Information regarding matters of the integrated company is to be provided to any stockholder of the principal company in like manner as information regarding matters of the principal company is to be provided to him.

Section 327
End of the integration

(1) The integration shall end:

1. By a resolution adopted by the general meeting of the integrated company,

2. If the principal company no longer is a stock corporation having its seat in Germany,

3. If the principal company no longer holds all of the shares of stock in the integrated company,

4. By dissolution of the principal company.

(2) Where the principal company no longer holds all of the shares of stock in the integrated company, the principal company is to notify the integrated company of this fact without undue delay and in writing.

(3) The management board of the formerly integrated company is to file, without undue delay, an application for entry in the Commercial Register kept at the seat of the company of the end of the integration, its cause, and the time at which the integration ended.

(4) Where the integration comes to an end, the former principal company shall be liable for the obligations of the formerly integrated company that have arisen up to that time, if they are due prior to five (5) years lapsing following the end of the integration and if, on their basis, claims against the former principal company have been established in a manner as set out in section 197 (1) nos. 3 to 5 of the Civil Code (BGB), or if a court enforcement action or an enforcement action by the authorities has been taken or applied for; where public-law liabilities are concerned, it shall suffice for an administrative decision to be issued.

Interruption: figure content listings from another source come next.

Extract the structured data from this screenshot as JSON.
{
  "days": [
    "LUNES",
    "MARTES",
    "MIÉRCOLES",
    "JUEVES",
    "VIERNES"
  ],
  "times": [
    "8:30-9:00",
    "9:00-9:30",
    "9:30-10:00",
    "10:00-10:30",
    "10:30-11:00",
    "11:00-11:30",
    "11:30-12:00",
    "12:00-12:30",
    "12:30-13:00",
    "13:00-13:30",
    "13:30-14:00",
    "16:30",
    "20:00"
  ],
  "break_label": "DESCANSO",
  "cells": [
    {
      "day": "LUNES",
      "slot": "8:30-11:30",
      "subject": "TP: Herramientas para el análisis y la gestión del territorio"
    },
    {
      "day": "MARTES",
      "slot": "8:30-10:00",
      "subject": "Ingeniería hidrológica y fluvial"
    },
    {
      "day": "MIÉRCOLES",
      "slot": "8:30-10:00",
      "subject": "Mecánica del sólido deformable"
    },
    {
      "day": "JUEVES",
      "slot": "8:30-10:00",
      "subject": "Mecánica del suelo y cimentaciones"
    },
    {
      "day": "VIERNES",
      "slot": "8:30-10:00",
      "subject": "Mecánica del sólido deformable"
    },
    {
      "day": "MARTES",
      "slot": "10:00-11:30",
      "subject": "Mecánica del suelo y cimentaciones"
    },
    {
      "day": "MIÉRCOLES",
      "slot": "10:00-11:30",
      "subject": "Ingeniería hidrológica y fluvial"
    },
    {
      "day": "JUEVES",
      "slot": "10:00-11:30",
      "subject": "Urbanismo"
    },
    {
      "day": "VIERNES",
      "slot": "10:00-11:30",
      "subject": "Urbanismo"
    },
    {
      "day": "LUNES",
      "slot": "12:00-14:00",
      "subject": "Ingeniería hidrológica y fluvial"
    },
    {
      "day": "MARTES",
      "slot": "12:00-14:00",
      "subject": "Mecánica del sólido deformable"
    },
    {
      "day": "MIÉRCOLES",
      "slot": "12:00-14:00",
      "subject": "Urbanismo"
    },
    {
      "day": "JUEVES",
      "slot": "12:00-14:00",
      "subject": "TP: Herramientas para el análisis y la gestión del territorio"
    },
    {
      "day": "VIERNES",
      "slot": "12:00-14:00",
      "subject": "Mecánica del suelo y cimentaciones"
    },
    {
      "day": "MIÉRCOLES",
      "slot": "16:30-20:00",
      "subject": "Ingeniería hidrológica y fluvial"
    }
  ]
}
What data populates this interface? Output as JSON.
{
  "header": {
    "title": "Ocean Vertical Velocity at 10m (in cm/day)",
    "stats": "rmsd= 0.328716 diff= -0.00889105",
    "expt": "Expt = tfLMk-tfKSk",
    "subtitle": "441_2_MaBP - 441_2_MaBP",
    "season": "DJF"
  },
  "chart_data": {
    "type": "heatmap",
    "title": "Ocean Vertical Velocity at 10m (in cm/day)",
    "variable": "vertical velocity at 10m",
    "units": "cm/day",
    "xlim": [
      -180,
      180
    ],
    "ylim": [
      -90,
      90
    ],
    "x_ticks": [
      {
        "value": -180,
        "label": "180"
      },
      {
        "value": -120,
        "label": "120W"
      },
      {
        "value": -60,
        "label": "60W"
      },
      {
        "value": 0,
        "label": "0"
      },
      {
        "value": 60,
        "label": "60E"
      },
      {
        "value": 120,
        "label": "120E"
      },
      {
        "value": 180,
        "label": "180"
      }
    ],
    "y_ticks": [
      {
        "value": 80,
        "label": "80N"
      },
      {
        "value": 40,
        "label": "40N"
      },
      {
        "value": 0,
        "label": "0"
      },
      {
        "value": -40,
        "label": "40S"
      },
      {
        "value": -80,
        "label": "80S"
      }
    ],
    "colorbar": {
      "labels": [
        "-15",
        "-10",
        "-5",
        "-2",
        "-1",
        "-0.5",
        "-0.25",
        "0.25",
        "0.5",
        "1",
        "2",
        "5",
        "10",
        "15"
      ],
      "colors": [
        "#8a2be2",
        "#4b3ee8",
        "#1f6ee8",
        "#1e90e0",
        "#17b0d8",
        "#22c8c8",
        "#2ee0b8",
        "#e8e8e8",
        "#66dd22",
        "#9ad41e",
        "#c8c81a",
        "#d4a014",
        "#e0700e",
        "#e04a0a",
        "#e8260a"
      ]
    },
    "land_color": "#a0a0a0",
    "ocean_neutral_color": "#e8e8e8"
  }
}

The period shall commence running on the day on which the entry of the end of the integration in the Commercial Register has been published by notice pursuant to section 10 of the Commercial Code (HGB). Sections 204, 206, 210, 211, and 212 subsections (2) and (3) of the Civil Code (BGB) applying to prescriptions shall be correspondingly applied. The establishment of claims in a manner as set out in section 197 (1) nos. 3 to 5 of the Civil Code (BGB) shall not be required should the former principal company have acknowledged the claim in writing.